Haploidentical donor regulatory T cells and memory T cells are safe and effective in children with refractory graft-versus-host disease with concurrent  viral infections Free

Background: Graft-versus-host disease (GVHD) refractory to immunosuppressive therapy (IST) remains a major complication following allogeneic hematopoietic stem cell transplantation (allo-HSCT) in pediatric patients, often compounded by post-transplant viral infections. Adoptive regulatory T cell (Treg) therapy offers a strategy for GVHD control, while donor-derived memory T cells may aid in targeted immunological recovery. This study reports on the safety and outcomes of combined Treg and memory T cell therapy in this high-risk setting.

Methods: Thirteen pediatric patients with steroid-refractory late acute or chronic GVHD received haploidentical Treg infusions. Treg cells were generated by ex-vivo polyclonal expansion in 7 cases or by direct flow-sorting (CD4+CD127low) using GMP-grade Tyto sorter (Miltenyi Biotec) after CD25⁺ magnetic enrichment. The median dose of Tregs was 0.5*106 Tregs/kg (0.25 - 1*106/kg), the median frequency of Tregs (FoxP3+) was 94% (58 - 98%). Eight patients with active viral infections also received donor memory T cells. Memory T cells were generated by direct flow cytometry-based sorting for CD45RO+ cells from donor leukapheresis products using GMP-grade Tyto sorter (Miltenyi Biotec). All patients had received multiple lines of prior IST, including glucocorticosteroids, cyclosporine, and biologics (tocilizumab, infliximab, abatacept, etarnecept, vedolizumab). IST was discontinued completely before Treg infusion. Nine patients recieved lymphodepletion with cyclophosphamide at 400 mg/m². Patients were assessed for safety, immune reconstitution, responses to GVHD and viral infections, and survival, with a median follow-up of 582 days.

Results: The Treg and Treg+Tmemory cell therapy was well tolerated with no severe infusion-related adverse events or new infectious complications. Eleven of 13 (84%) patients experienced either complete or partial response of GVHD manifestations. Seven of 8 (88%) patients with viral infections experienced control or resolution. Immune monitoring confirmed sustained peripheral presence of infused Treg and memory T cell populations, along with recovery of CD4 and CD8 effector/memory compartments and virus-specific T cells. In 6 patients reactivation of GVHD was recorded with good response to IST. At 1 year post-infusion, 10 patients were evaluable. Among them, 8 had no evidence of GVHD and were completely off IST.
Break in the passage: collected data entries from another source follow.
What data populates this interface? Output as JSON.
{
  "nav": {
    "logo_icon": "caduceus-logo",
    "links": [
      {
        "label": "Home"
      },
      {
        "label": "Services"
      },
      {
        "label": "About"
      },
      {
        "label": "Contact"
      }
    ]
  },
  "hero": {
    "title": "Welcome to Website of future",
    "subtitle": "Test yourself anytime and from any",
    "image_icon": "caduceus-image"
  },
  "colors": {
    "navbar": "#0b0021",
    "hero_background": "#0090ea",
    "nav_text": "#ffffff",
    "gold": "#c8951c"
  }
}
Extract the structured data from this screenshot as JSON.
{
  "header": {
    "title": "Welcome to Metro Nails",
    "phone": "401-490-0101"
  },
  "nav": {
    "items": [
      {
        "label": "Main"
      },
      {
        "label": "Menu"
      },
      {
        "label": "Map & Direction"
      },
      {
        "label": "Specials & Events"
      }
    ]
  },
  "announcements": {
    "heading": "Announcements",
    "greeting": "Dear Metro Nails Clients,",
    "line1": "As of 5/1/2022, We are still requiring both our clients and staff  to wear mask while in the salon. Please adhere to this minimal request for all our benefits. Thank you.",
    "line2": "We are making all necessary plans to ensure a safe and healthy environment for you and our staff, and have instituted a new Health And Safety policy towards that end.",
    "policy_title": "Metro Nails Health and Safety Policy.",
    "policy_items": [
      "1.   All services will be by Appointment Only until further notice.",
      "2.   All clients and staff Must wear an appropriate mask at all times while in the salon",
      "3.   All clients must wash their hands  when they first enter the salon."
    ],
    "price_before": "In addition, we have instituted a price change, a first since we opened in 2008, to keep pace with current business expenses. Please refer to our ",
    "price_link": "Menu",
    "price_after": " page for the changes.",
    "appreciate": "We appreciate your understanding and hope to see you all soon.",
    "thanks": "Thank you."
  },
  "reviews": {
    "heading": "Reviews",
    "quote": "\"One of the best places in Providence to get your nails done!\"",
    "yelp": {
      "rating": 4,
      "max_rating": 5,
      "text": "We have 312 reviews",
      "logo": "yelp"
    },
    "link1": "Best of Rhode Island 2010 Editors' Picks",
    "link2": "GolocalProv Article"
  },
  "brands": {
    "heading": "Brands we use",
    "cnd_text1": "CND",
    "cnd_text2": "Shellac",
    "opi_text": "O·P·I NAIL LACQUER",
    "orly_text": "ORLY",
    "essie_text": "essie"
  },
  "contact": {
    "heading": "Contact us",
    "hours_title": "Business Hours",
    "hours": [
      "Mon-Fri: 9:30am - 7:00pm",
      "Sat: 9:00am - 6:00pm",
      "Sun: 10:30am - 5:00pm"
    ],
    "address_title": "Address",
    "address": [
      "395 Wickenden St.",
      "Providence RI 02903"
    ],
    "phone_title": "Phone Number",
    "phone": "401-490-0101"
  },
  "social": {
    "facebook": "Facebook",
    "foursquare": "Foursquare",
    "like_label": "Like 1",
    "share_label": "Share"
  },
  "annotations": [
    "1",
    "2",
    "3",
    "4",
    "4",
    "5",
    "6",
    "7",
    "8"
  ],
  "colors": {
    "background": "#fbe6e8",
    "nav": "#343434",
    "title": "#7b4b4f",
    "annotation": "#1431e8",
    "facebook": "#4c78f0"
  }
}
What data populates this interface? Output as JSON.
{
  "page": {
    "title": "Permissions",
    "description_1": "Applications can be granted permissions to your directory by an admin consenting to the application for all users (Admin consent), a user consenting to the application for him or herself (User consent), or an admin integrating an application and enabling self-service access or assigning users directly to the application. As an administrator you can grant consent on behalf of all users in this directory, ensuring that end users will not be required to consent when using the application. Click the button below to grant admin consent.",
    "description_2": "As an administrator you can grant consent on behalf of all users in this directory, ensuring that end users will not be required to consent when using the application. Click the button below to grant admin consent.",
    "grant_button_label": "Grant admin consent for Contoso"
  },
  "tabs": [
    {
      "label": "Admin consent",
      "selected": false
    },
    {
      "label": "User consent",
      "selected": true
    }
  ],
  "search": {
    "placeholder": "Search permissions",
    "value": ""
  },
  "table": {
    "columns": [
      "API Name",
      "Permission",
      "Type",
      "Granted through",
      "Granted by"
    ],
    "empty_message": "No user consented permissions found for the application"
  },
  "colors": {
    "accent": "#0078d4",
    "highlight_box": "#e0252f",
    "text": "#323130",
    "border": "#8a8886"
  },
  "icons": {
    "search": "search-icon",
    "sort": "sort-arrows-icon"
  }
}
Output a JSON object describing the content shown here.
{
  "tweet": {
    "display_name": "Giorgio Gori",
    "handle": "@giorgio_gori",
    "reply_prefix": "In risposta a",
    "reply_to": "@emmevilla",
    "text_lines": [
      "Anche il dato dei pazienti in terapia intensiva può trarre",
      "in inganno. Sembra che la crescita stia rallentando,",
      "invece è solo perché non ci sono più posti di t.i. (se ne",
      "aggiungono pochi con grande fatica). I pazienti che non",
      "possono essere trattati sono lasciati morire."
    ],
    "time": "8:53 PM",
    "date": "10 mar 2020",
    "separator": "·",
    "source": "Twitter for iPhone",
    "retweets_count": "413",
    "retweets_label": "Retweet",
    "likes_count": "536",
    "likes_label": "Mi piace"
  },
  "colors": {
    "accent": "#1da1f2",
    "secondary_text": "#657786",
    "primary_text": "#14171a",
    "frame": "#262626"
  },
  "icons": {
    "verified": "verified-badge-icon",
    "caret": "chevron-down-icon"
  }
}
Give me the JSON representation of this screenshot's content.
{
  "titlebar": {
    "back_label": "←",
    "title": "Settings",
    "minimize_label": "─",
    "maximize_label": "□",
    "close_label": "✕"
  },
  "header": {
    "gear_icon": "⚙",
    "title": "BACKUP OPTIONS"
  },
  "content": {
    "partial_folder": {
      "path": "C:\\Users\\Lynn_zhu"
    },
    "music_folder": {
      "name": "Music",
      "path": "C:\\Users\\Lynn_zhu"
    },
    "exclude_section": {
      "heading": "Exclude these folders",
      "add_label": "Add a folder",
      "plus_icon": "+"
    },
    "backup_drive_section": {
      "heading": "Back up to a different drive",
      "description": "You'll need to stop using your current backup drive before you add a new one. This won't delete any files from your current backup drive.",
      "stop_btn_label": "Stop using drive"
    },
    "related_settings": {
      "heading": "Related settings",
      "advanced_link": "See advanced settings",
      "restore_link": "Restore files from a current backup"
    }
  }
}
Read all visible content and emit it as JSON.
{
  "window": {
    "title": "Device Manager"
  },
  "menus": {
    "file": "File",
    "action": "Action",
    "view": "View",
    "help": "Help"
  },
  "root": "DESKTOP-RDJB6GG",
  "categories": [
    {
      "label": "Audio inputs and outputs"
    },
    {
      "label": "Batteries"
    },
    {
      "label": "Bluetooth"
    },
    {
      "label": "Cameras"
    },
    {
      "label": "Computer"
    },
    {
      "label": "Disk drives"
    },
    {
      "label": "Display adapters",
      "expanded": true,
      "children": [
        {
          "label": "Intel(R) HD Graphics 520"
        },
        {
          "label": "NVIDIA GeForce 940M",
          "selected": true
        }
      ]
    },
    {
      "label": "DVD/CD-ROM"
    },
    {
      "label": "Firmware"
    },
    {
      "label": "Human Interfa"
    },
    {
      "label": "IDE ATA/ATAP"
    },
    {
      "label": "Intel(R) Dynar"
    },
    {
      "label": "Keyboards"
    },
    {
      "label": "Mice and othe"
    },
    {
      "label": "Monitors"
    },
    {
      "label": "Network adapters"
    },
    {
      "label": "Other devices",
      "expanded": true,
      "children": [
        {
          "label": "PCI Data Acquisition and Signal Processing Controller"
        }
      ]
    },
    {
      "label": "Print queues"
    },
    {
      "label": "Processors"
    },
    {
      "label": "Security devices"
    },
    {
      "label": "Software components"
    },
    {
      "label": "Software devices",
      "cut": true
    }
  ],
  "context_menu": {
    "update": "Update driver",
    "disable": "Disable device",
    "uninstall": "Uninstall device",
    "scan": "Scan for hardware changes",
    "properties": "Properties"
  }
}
Conclusions: Combined haploidentical Treg and memory T cell therapy, with memory T cells generated solely by flow cytometry-based sorting, is feasible and safe in pediatric patients with refractory GVHD and viral infections. This approach resulted in complete IST withdrawal and GVHD control in the majority of evaluable patients at 1 year. The promising outcomes in immune reconstitution and viral control support further clinical investigation of this integrative cellular strategy for high-risk pediatric transplant recipients.